When a prescription is needed for medication, the strength can be a lot higher than what you get over the counter. The dosage can be what the doctor believes it needs to be to help you overcome your pain or injury. Refills are given that correspond with how long it should take you to recover.

What you might not know is that many of the drugs classed as opioids are called narcotics for a reason. They can be habit forming over the long term. This means that once you start taking them for an extended period of time, you begin to believe that you need them even after the pain is gone.

Opioid drugs have the characteristic of acting upon the pleasure centers of the brain. It’s much like eating comfort foods or exercising. A certain part of the brain is stimulated, resulting in the release of endorphins that give you a “high.” We like that feeling so we perform the activity more. With drugs that means taking them even when the pain is not present.

Another adverse effect is the fact that your body becomes used to the medication, which therefore becomes ineffective. If the doctor prescribes a dose of 50 milligrams, over time, your body may adjust and then that dose won’t even touch your pain level. You will need a higher dose to be effective. Dosages that are too high can compromise your health.

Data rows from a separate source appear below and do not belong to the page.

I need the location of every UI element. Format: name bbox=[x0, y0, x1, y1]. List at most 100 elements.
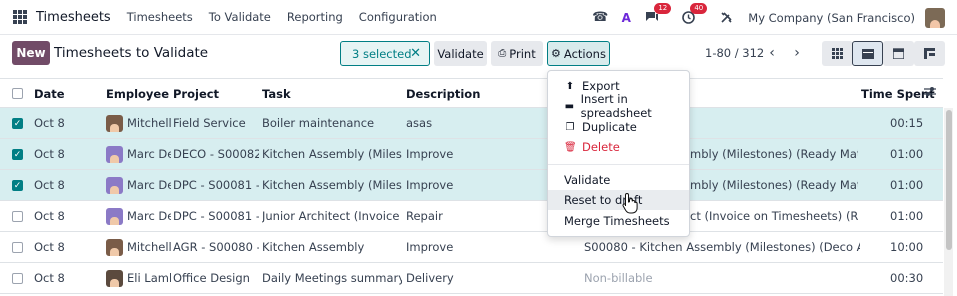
tools-icon[interactable] bbox=[718, 10, 734, 26]
table-header: Date Employee Project Task Description T… bbox=[0, 78, 943, 108]
row-checkbox[interactable] bbox=[12, 211, 23, 222]
action-validate[interactable]: Validate bbox=[548, 170, 689, 190]
cell-employee: Eli Lambe bbox=[127, 271, 171, 285]
validate-button[interactable]: Validate bbox=[434, 41, 487, 66]
activities-badge: 40 bbox=[690, 2, 708, 14]
col-project[interactable]: Project bbox=[173, 87, 219, 101]
cell-date: Oct 8 bbox=[34, 209, 65, 223]
activities-icon[interactable]: 40 bbox=[680, 2, 708, 26]
action-duplicate[interactable]: ❐ Duplicate bbox=[548, 117, 689, 137]
menu-to-validate[interactable]: To Validate bbox=[209, 10, 271, 24]
action-insert-spreadsheet[interactable]: ▬ Insert in spreadsheet bbox=[548, 92, 689, 120]
employee-avatar bbox=[106, 270, 123, 287]
user-avatar[interactable] bbox=[925, 7, 945, 28]
actions-button[interactable]: ⚙ Actions bbox=[547, 41, 610, 66]
spreadsheet-icon: ▬ bbox=[564, 100, 575, 112]
employee-avatar bbox=[106, 208, 123, 225]
cell-time: 00:15 bbox=[890, 116, 924, 130]
col-task[interactable]: Task bbox=[262, 87, 291, 101]
cell-description: Improve bbox=[406, 178, 454, 192]
table-row[interactable]: Oct 8 Marc Dem DPC - S00081 - ... Junior… bbox=[0, 201, 943, 232]
messages-badge: 12 bbox=[654, 2, 672, 14]
cell-description: Delivery bbox=[406, 271, 454, 285]
action-merge-label: Merge Timesheets bbox=[564, 214, 670, 228]
table-row[interactable]: ✓ Oct 8 Marc Dem DPC - S00081 - ... Kitc… bbox=[0, 170, 943, 201]
cell-task: Kitchen Assembly bbox=[262, 240, 365, 254]
row-checkbox[interactable]: ✓ bbox=[12, 149, 23, 160]
app-name[interactable]: Timesheets bbox=[36, 10, 111, 25]
cell-project: DPC - S00081 - ... bbox=[173, 178, 259, 192]
employee-avatar bbox=[106, 177, 123, 194]
cell-task: Daily Meetings summary bbox=[262, 271, 402, 285]
cell-employee: Mitchell A bbox=[127, 240, 171, 254]
cell-project: Field Service bbox=[173, 116, 246, 130]
cell-task: Junior Architect (Invoice on ... bbox=[262, 209, 402, 223]
cell-employee: Marc Dem bbox=[127, 147, 171, 161]
select-all-checkbox[interactable] bbox=[12, 88, 23, 99]
clear-selection-icon[interactable]: ✕ bbox=[410, 46, 421, 61]
new-button[interactable]: New bbox=[12, 41, 50, 65]
table-row[interactable]: ✓ Oct 8 Marc Dem DECO - S00082 ... Kitch… bbox=[0, 139, 943, 170]
cell-time: 01:00 bbox=[890, 178, 924, 192]
validate-label: Validate bbox=[437, 46, 484, 61]
row-checkbox[interactable]: ✓ bbox=[12, 118, 23, 129]
apps-menu-icon[interactable] bbox=[13, 10, 27, 24]
col-date[interactable]: Date bbox=[34, 87, 65, 101]
row-checkbox[interactable]: ✓ bbox=[12, 180, 23, 191]
hand-cursor-icon bbox=[622, 192, 638, 217]
print-button[interactable]: ⎙ Print bbox=[491, 41, 543, 66]
phone-icon[interactable]: ☎ bbox=[592, 10, 608, 26]
action-reset-to-draft[interactable]: Reset to draft bbox=[548, 190, 689, 210]
cell-time: 10:00 bbox=[890, 240, 924, 254]
cell-project: Office Design bbox=[173, 271, 250, 285]
view-calendar-icon[interactable] bbox=[883, 41, 914, 66]
menu-reporting[interactable]: Reporting bbox=[287, 10, 343, 24]
employee-avatar bbox=[106, 115, 123, 132]
top-navbar: Timesheets Timesheets To Validate Report… bbox=[0, 0, 957, 35]
cell-project: AGR - S00080 - ... bbox=[173, 240, 259, 254]
gear-icon: ⚙ bbox=[551, 47, 561, 60]
cell-project: DECO - S00082 ... bbox=[173, 147, 259, 161]
action-validate-label: Validate bbox=[564, 173, 611, 187]
optional-columns-icon[interactable] bbox=[924, 86, 936, 100]
scrollbar-thumb[interactable] bbox=[946, 110, 952, 250]
cell-employee: Marc Dem bbox=[127, 178, 171, 192]
table-row[interactable]: Oct 8 Eli Lambe Office Design Daily Meet… bbox=[0, 263, 943, 294]
row-checkbox[interactable] bbox=[12, 242, 23, 253]
view-grid-icon[interactable] bbox=[914, 41, 945, 66]
ai-icon[interactable]: A bbox=[618, 10, 634, 26]
cell-task: Boiler maintenance bbox=[262, 116, 375, 130]
action-export-label: Export bbox=[582, 79, 620, 93]
pager-previous-icon[interactable]: ‹ bbox=[760, 41, 784, 65]
cell-date: Oct 8 bbox=[34, 116, 65, 130]
menu-timesheets[interactable]: Timesheets bbox=[127, 10, 193, 24]
view-list-icon[interactable] bbox=[852, 41, 883, 66]
menu-divider bbox=[548, 164, 689, 165]
view-kanban-icon[interactable] bbox=[822, 41, 853, 66]
action-merge-timesheets[interactable]: Merge Timesheets bbox=[548, 211, 689, 231]
cell-date: Oct 8 bbox=[34, 178, 65, 192]
action-insert-label: Insert in spreadsheet bbox=[580, 92, 652, 120]
cell-description: Improve bbox=[406, 240, 454, 254]
table-row[interactable]: ✓ Oct 8 Mitchell A Field Service Boiler … bbox=[0, 108, 943, 139]
cell-task: Kitchen Assembly (Mileston... bbox=[262, 178, 402, 192]
menu-configuration[interactable]: Configuration bbox=[359, 10, 437, 24]
table-row[interactable]: Oct 8 Mitchell A AGR - S00080 - ... Kitc… bbox=[0, 232, 943, 263]
col-employee[interactable]: Employee bbox=[106, 87, 169, 101]
cell-task: Kitchen Assembly (Mileston... bbox=[262, 147, 402, 161]
cell-description: asas bbox=[406, 116, 433, 130]
cell-so-line: Non-billable bbox=[584, 271, 653, 285]
selection-counter: 3 selected ✕ bbox=[340, 41, 430, 66]
action-duplicate-label: Duplicate bbox=[582, 120, 637, 134]
pager-next-icon[interactable]: › bbox=[785, 41, 809, 65]
col-description[interactable]: Description bbox=[406, 87, 480, 101]
action-delete[interactable]: 🗑 Delete bbox=[548, 137, 689, 157]
messages-icon[interactable]: 12 bbox=[644, 2, 672, 26]
cell-description: Repair bbox=[406, 209, 443, 223]
row-checkbox[interactable] bbox=[12, 273, 23, 284]
company-switcher[interactable]: My Company (San Francisco) bbox=[748, 11, 915, 25]
pager-value[interactable]: 1-80 / 312 bbox=[705, 46, 764, 60]
actions-label: Actions bbox=[563, 46, 606, 61]
cell-time: 01:00 bbox=[890, 209, 924, 223]
cell-so-line: S00080 - Kitchen Assembly (Milestones) (… bbox=[584, 240, 860, 254]
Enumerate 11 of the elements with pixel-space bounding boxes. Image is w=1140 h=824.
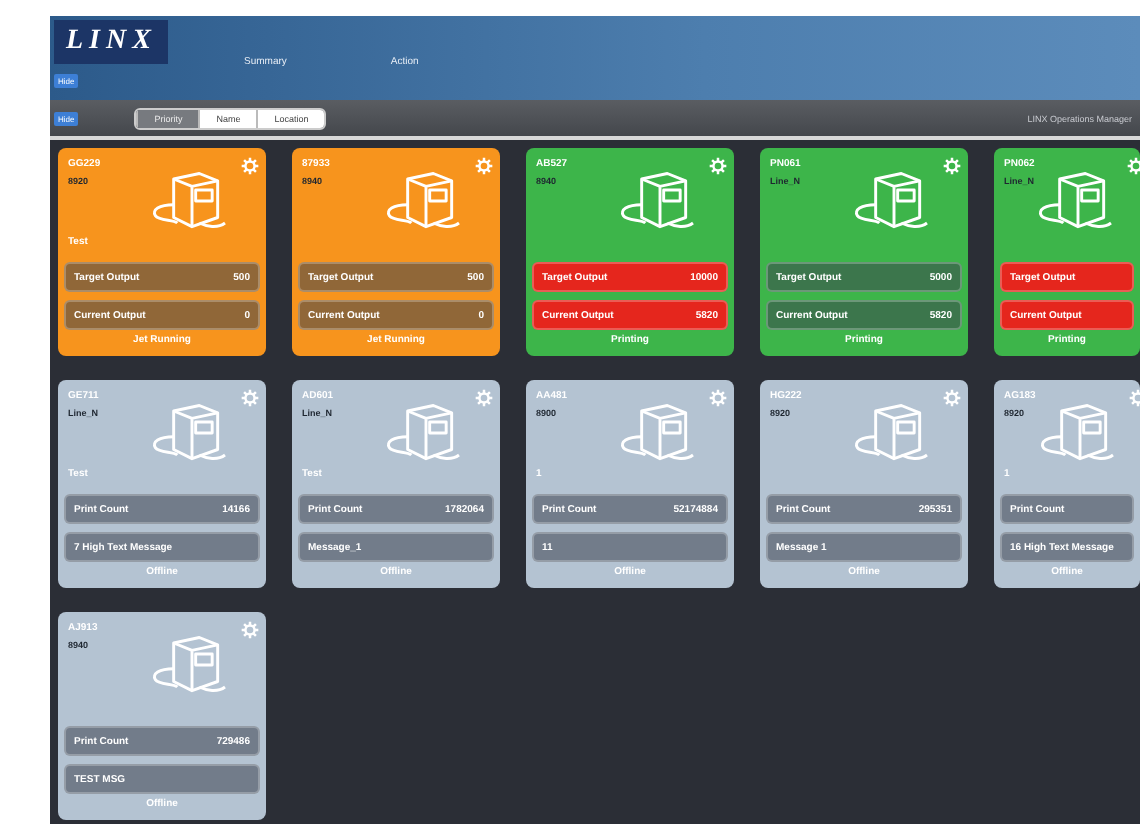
settings-icon[interactable] [474,156,494,176]
settings-icon[interactable] [474,388,494,408]
settings-icon[interactable] [240,388,260,408]
linx-logo: LINX [54,20,169,64]
settings-icon[interactable] [1126,156,1140,176]
settings-icon[interactable] [942,388,962,408]
settings-icon[interactable] [942,156,962,176]
settings-icon[interactable] [708,156,728,176]
settings-icon[interactable] [240,156,260,176]
settings-icon[interactable] [240,620,260,640]
settings-icon[interactable] [708,388,728,408]
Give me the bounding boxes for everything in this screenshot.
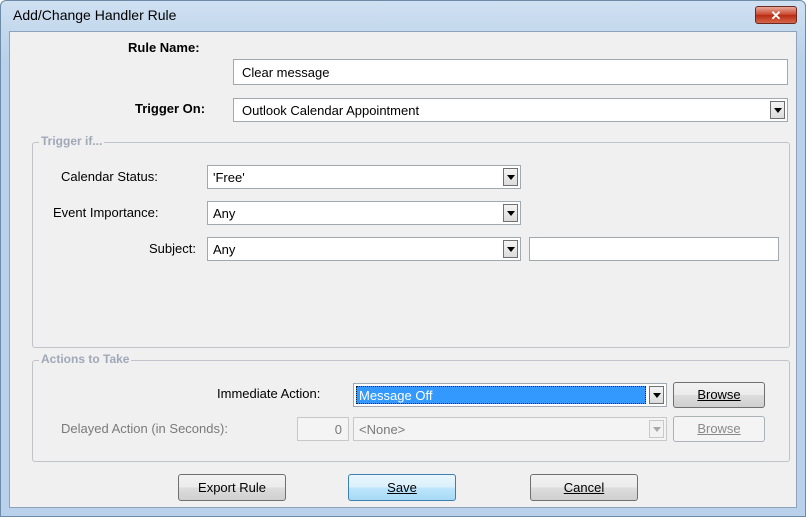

When the drug is stopped by medical intervention or by the person taking them, withdrawal symptoms are present just like with illicit drugs. It is not uncommon to experience diarrhea, dizziness, irritability, tremors, cold flashes, vomiting, pain and insomnia. These are scary and can force the person back on the medication. Unfortunately, the only way to clear the drugs from the system is a detoxification process.

Using prescription drugs for long periods of time can have devastating side effects. Discuss the possible effects with your doctor before accepting such prescriptions.